Frontier AI refers to the most advanced and capable artificial intelligence systems at the cutting edge of current research and development. These models, often large-scale and general-purpose (such as foundation models and large language models), are distinguished by their potential to perform a broad range of tasks with high levels of autonomy, reasoning, and generalization.

The term is typically used in policy, governance, and safety discussions to highlight AI systems that pose both transformative benefits and significant risks, including societal, economic, and existential concerns. Managing the development and deployment of frontier AI involves rigorous safety evaluation, robust alignment, transparency, and international coordination.

A class of artificial intelligence systems designed to create new content, including text, images, audio, video, code, and other forms of media, by learning patterns and structures from large datasets during training.

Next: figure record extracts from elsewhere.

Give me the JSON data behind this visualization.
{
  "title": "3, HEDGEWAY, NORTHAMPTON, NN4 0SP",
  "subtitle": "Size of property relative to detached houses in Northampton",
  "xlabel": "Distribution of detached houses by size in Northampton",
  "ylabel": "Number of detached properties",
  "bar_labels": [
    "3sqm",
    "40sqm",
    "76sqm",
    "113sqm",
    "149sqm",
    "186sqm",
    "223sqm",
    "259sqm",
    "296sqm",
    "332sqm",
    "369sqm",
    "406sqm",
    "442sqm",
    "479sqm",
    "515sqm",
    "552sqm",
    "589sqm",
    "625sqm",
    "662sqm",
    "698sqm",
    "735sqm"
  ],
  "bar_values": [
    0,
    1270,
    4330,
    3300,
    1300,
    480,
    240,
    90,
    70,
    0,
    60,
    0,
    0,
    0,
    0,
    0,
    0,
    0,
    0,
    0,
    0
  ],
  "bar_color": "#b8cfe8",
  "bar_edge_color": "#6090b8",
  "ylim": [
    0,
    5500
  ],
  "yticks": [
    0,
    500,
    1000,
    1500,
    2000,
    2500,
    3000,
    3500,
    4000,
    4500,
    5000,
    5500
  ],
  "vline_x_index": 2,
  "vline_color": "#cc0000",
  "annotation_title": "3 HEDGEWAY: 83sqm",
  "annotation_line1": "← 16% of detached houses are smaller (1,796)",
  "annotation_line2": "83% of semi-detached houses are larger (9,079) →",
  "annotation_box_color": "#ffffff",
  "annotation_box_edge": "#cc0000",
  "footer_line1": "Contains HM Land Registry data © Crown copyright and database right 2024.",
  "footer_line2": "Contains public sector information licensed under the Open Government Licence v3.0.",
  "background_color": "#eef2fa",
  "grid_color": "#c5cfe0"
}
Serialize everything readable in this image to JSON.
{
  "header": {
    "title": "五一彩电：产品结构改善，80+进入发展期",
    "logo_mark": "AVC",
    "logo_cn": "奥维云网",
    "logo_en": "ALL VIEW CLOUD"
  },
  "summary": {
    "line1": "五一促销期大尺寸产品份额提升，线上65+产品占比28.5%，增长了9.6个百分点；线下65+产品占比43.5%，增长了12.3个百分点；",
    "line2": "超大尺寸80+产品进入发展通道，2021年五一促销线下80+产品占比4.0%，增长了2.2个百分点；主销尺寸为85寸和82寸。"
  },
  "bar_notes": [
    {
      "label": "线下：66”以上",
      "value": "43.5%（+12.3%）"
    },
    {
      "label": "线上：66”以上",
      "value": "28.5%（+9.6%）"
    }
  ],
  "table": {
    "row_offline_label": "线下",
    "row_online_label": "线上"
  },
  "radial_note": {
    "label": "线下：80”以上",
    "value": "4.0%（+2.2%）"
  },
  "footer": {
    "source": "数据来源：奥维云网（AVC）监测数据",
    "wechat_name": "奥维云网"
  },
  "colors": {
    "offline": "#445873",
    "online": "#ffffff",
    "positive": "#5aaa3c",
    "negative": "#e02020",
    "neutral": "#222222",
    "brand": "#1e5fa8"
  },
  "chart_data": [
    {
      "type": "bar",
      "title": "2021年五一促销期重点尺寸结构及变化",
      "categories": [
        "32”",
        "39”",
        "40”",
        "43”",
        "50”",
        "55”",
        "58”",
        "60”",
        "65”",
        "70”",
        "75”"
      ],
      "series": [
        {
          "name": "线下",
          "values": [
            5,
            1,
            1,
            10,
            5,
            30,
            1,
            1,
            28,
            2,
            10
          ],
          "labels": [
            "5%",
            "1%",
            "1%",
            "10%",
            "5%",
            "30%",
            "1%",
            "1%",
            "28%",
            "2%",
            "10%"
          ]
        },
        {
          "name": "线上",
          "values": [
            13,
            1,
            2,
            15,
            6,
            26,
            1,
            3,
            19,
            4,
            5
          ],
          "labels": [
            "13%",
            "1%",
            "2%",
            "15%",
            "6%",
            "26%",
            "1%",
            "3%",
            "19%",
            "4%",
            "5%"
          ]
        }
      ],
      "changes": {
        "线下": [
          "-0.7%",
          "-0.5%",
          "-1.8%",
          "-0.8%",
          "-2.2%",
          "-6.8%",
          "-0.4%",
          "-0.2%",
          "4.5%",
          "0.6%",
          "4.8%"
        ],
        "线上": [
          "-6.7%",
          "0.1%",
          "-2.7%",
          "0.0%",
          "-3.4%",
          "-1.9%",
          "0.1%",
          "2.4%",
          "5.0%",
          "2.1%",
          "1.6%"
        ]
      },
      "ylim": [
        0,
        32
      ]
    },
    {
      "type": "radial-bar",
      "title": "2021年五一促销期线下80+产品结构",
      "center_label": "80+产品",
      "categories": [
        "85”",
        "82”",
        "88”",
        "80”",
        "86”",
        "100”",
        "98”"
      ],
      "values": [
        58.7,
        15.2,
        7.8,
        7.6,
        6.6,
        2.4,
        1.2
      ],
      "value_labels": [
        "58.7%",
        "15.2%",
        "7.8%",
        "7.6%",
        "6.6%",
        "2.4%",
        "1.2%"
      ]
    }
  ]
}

Generative AI models utilize sophisticated neural network architectures, such as Generative Adversarial Networks (GANs), Variational Autoencoders (VAEs), and transformer-based models, to generate outputs that are statistically similar to their training data while exhibiting novelty and creativity. These systems operate by learning probabilistic distributions over data and sampling from these distributions to produce new instances. Notable applications include large language models for text generation, diffusion models for image synthesis, and multimodal systems capable of cross-domain generation. Generative AI has revolutionized content creation, enabling applications in creative industries, software development, scientific research, and education. However, it also raises important considerations regarding intellectual property, authenticity, misinformation, and the potential for generating harmful or biased content, necessitating careful governance frameworks and responsible deployment practices.

A class of large language models based on the transformer architecture that are trained using unsupervised learning to generate human-like text by predicting the next word in a sequence. GPT models employ a decoder-only transformer architecture with self-attention mechanisms that enable them to capture long-range dependencies and contextual relationships within text. The training process involves two main phases: pre-training on vast amounts of text data using a next-token prediction objective, which allows the model to learn general language patterns and world knowledge, followed by optional fine-tuning on specific tasks or domains. GPT models demonstrate remarkable capabilities in text generation, completion, translation, summarization, question-answering, and various other natural language processing tasks through in-context learning and few-shot prompting. The architecture’s autoregressive nature means that each token is generated based on all preceding tokens, enabling coherent and contextually appropriate text generation. GPT models have evolved through multiple iterations, with each generation featuring increased model size, improved training techniques, and enhanced capabilities. These models have significantly advanced the field of natural language processing and have become foundational tools for numerous applications including chatbots, content creation, code generation, and educational assistance, while also raising important questions about AI safety, alignment, and societal impact.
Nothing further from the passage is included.